This isn't the answer you're looking for, but
here's what worked at my
organization. When we rolled out MediaWiki, the big message to the team
was:
"Just type."
Put blank lines between your paragraphs and click Save.
That's it.
That`s exactly my current approach :)
'Keep it simple, don`t try to overformat things, be willing to delete a 100lines ones
they get inaccurate or obsolete.'
And if you WANT to do formatting, here's a
cheatsheet. But don't let
that stand in the way of documenting what you know.
And we also have that one :)
Then we have a few motivated people who scurry around
improving the
formatting on other people's pages as they run across them.
ok, there we currently have only just ONE, but we`re working on it :)
It worked out well, even with the WYSIWYG die-hards.

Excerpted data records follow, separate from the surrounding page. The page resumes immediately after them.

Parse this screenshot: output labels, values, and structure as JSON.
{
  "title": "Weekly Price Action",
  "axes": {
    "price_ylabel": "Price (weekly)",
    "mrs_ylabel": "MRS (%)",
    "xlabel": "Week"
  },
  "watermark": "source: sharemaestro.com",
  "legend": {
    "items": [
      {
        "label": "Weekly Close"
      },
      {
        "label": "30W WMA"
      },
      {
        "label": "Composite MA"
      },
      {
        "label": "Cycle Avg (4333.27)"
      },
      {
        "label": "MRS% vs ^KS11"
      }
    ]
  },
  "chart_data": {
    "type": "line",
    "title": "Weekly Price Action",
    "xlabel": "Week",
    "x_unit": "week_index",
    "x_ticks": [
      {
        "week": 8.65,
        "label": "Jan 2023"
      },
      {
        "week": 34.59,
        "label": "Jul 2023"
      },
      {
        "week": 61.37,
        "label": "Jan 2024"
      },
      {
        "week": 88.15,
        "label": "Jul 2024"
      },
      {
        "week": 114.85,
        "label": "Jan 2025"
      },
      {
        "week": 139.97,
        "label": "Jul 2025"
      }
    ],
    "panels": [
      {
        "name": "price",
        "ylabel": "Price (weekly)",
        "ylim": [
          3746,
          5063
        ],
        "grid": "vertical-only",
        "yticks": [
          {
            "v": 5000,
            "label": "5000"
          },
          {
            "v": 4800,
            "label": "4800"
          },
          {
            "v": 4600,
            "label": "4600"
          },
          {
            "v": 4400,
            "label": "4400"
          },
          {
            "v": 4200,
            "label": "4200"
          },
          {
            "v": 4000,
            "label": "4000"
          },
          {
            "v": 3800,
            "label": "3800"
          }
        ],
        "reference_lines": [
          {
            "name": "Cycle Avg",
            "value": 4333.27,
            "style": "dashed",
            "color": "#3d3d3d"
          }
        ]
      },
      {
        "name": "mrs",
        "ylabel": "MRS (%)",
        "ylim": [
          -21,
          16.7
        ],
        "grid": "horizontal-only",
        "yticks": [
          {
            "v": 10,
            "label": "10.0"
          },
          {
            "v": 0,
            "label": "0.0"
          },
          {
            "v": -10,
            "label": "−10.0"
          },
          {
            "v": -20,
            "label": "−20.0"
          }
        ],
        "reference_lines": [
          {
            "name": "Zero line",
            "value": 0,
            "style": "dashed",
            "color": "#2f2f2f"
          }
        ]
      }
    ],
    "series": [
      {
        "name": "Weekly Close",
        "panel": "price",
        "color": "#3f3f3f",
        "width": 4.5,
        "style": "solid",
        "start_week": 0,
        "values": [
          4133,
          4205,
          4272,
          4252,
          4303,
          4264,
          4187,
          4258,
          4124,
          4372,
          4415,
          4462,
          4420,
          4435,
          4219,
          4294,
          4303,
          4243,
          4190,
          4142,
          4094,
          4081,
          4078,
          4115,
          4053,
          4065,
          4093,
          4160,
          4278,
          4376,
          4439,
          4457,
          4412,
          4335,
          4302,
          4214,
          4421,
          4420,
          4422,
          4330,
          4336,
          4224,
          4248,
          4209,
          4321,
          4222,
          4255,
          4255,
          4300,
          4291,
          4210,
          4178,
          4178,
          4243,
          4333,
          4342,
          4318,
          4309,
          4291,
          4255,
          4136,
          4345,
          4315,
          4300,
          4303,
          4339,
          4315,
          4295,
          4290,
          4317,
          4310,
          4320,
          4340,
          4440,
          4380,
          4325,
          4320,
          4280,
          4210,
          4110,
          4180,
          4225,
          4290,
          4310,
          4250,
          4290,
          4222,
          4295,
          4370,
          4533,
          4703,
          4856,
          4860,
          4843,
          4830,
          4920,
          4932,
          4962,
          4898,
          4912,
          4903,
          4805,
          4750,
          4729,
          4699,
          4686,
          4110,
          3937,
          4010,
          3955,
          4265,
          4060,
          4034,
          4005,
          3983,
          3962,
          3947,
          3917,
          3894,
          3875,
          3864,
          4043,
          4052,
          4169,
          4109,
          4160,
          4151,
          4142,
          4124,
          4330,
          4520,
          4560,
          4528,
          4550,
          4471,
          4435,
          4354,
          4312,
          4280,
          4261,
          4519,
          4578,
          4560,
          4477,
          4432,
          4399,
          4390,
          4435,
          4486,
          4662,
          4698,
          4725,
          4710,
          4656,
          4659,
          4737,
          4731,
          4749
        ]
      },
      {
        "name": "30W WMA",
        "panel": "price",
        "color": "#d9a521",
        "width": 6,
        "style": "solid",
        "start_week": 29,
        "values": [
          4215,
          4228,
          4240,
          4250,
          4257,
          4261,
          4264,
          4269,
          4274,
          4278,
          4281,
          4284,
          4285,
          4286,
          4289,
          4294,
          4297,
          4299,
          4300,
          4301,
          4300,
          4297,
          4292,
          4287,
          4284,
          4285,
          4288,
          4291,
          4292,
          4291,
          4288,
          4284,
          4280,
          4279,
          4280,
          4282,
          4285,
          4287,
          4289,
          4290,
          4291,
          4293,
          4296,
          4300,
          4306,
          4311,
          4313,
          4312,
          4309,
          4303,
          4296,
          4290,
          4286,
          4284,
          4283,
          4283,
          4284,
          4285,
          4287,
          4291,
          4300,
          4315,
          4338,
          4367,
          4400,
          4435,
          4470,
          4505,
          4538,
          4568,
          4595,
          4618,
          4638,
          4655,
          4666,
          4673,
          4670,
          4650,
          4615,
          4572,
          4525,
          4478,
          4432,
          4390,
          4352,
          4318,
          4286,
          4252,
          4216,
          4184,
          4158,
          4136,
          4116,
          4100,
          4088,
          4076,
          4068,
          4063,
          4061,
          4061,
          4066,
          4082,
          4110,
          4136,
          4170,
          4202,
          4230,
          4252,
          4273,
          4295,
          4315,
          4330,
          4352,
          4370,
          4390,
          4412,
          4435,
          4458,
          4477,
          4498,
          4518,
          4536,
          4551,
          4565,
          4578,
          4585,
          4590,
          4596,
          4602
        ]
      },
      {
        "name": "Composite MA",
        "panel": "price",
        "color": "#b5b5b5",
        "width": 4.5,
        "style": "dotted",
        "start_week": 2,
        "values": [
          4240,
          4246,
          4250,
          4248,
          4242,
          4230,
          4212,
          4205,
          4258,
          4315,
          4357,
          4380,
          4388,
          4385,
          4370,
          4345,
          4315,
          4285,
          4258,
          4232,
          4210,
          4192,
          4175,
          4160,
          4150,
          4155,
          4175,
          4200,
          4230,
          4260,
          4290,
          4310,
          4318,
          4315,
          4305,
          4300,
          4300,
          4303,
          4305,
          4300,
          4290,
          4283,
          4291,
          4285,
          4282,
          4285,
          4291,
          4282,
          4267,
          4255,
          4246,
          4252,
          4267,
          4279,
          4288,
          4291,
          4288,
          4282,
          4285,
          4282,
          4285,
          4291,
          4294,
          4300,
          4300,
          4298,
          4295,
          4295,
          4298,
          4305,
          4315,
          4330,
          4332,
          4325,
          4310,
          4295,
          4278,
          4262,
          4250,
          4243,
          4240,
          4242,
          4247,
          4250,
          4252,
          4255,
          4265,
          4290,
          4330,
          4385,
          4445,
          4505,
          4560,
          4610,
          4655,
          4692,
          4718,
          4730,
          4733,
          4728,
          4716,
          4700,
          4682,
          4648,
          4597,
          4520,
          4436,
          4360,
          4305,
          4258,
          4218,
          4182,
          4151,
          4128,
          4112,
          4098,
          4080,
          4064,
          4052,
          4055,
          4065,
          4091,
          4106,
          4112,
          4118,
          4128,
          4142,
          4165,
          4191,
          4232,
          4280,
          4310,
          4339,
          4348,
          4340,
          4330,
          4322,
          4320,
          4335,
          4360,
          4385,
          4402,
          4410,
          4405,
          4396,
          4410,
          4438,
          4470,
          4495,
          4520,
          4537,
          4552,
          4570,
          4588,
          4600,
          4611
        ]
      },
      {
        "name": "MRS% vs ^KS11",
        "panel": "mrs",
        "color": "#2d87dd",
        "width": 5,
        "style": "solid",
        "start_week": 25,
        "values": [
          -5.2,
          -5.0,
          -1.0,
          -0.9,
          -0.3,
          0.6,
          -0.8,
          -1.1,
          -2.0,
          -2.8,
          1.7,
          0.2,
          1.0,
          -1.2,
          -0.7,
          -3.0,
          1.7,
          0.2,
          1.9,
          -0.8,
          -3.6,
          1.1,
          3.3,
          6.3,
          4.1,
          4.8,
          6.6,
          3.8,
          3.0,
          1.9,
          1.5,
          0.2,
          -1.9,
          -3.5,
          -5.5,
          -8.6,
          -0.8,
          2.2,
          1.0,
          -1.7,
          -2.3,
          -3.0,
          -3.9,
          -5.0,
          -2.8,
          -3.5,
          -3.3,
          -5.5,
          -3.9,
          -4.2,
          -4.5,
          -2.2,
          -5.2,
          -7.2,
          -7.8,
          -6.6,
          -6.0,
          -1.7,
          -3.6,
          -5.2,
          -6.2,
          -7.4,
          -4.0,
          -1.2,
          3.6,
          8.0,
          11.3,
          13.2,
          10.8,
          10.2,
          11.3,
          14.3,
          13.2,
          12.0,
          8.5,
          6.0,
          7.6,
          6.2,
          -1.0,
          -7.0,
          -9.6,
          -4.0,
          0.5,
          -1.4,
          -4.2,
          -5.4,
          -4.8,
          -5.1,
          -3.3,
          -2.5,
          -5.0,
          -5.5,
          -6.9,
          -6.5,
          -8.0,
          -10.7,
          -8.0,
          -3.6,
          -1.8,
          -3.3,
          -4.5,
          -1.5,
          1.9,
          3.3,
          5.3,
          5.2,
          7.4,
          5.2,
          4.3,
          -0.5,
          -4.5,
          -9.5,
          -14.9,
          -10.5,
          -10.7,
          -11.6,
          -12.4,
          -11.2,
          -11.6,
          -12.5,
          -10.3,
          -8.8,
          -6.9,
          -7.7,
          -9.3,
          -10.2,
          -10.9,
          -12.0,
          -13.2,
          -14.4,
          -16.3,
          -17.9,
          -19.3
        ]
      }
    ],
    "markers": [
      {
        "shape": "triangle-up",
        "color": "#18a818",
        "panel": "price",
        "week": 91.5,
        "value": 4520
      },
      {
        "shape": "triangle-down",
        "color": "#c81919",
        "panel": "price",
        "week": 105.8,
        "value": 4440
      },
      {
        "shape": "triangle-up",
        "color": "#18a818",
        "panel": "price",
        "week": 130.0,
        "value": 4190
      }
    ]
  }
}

It works here - but only with the pure technical staff (and even some of those guys are
quite hard to change).
The bad things are:
- users without basic wikicode expirience see wikicode mingled with content (inline links,
formatting etc) and their initial reaction is 'i cannot read that - it`s too
complicated', which is - although a purely psychological problem - a major factor with
my users: 'if it does not behave like M$ Word, i cannot use it'. (Imagine a
'normal user' opening a page containing tables in edit-mode... ok, i`ve banned the
use of tables, but even the little things like '===' or '*' come quite
hard to most of them.
- lacking ability to abstract content from design and/or the will to do so or to even
try.
So i`m looking for a way to 'lower the bar'.